Experts say the growth of antibiotic resistance now poses as great a threat to global health as the emergence of new diseases such as Aids and pandemic flu. Professor Peter Hawkey, a clinical microbiologist and chair of the Government's antibiotic-resistance working group, said that antibiotic resistance had become medicine's equivalent of climate change.

The "slow but insidious growth" of resistant organisms was threatening to turn common infections into untreatable diseases, he said. Already, an estimated 25,000 people die each year in the European Union from antibiotic-resistant bacterial infections.

"It is a worldwide issue – there are no boundaries," he said.

"We have very good policies on the use of antibiotics in man and in animals in the UK. But we are not alone. We have to think globally."

Between 2005 and 2009, the incidence of E.coli "bacteraemias" [the presence of bacteria in the blood] rose by 30 per cent, from 18,000 to over 25,000 cases.
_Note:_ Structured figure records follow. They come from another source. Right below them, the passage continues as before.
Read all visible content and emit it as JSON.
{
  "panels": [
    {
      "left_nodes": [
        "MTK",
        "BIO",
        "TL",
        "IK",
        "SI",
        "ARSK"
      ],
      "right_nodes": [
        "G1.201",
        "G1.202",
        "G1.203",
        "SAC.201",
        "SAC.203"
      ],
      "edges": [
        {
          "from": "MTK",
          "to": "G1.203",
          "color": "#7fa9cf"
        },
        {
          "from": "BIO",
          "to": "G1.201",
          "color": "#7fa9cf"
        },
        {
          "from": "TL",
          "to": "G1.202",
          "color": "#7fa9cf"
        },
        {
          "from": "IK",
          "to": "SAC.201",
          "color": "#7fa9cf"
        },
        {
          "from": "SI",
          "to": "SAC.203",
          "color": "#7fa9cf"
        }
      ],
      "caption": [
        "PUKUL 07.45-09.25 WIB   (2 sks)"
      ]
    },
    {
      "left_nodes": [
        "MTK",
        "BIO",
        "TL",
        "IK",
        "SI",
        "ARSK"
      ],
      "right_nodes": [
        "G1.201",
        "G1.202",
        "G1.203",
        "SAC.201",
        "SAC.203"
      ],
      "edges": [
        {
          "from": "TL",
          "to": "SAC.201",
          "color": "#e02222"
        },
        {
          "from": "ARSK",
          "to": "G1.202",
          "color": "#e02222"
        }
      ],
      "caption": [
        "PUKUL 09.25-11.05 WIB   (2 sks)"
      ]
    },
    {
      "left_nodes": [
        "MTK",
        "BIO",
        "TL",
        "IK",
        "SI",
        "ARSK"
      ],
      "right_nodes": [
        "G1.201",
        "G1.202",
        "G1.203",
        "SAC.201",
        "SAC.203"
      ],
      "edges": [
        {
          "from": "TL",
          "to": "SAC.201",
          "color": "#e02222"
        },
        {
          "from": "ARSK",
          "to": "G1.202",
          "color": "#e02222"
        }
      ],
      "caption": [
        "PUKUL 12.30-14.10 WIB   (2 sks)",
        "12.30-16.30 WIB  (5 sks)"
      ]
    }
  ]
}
Those resistant to antibiotics have risen from 1 per cent at the beginning of the century to 10 per cent.

"Only one in 20 of infections with [resistant] E. coli is a bacteraemia, so the above data are only the tip of an iceberg of infected individuals," says a report produced by Professor Hawkey's group, commissioned by the Department of Health and the Department for Environment, Food and Rural Affairs.

Professor Dame Sally Davies, the Government's chief medical officer, has pledged £500,000 to fund research into the threat.
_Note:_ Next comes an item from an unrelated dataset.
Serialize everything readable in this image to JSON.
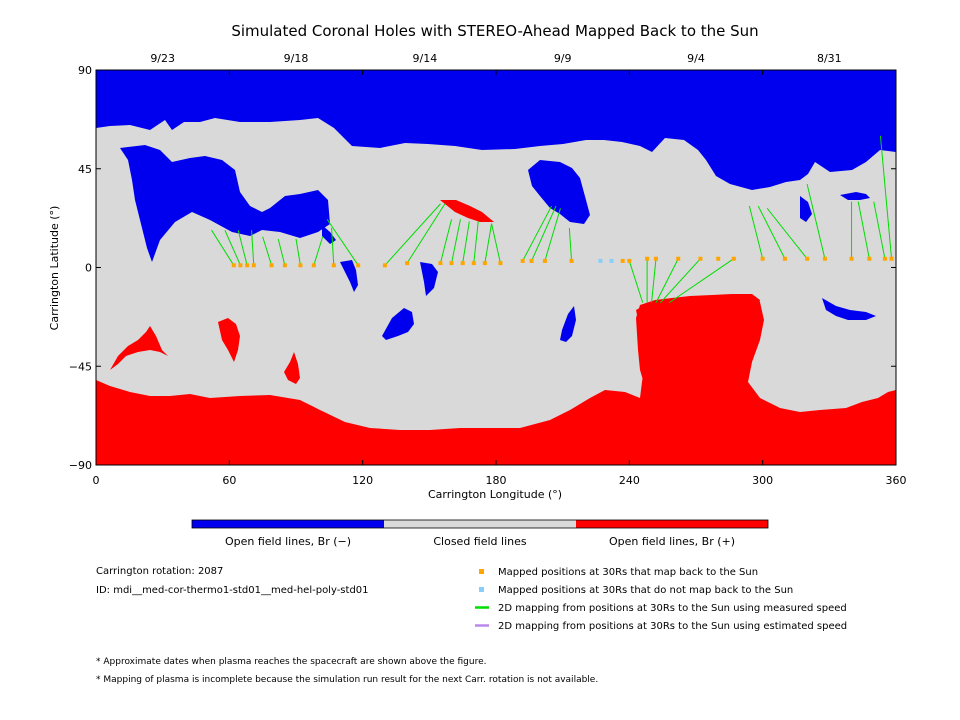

Drug companies have lost interest in developing new antibiotics because it is increasingly difficult to find new agents and it is not commercially viable – antibiotics are taken for a few days, compared with, say, a heart drug which may be taken for life.

"There are only so many antibiotics available and as we lose them it becomes more and more difficult to replace them," said Professor Hawkey.

The rapid rise in E.coli blood poisoning is thought to be linked with the ageing of the population. E.coli is a common cause of urinary-tract infections but may also cause wound infections following surgery or injury. These are regarded as minor conditions, but if they became untreatable they would be life-threatening.

E.coli infections pose a much bigger problem than MRSA because the bacterium is more common. Only one in 10 people are carriers of MRSA, but E.coli is present in everyone.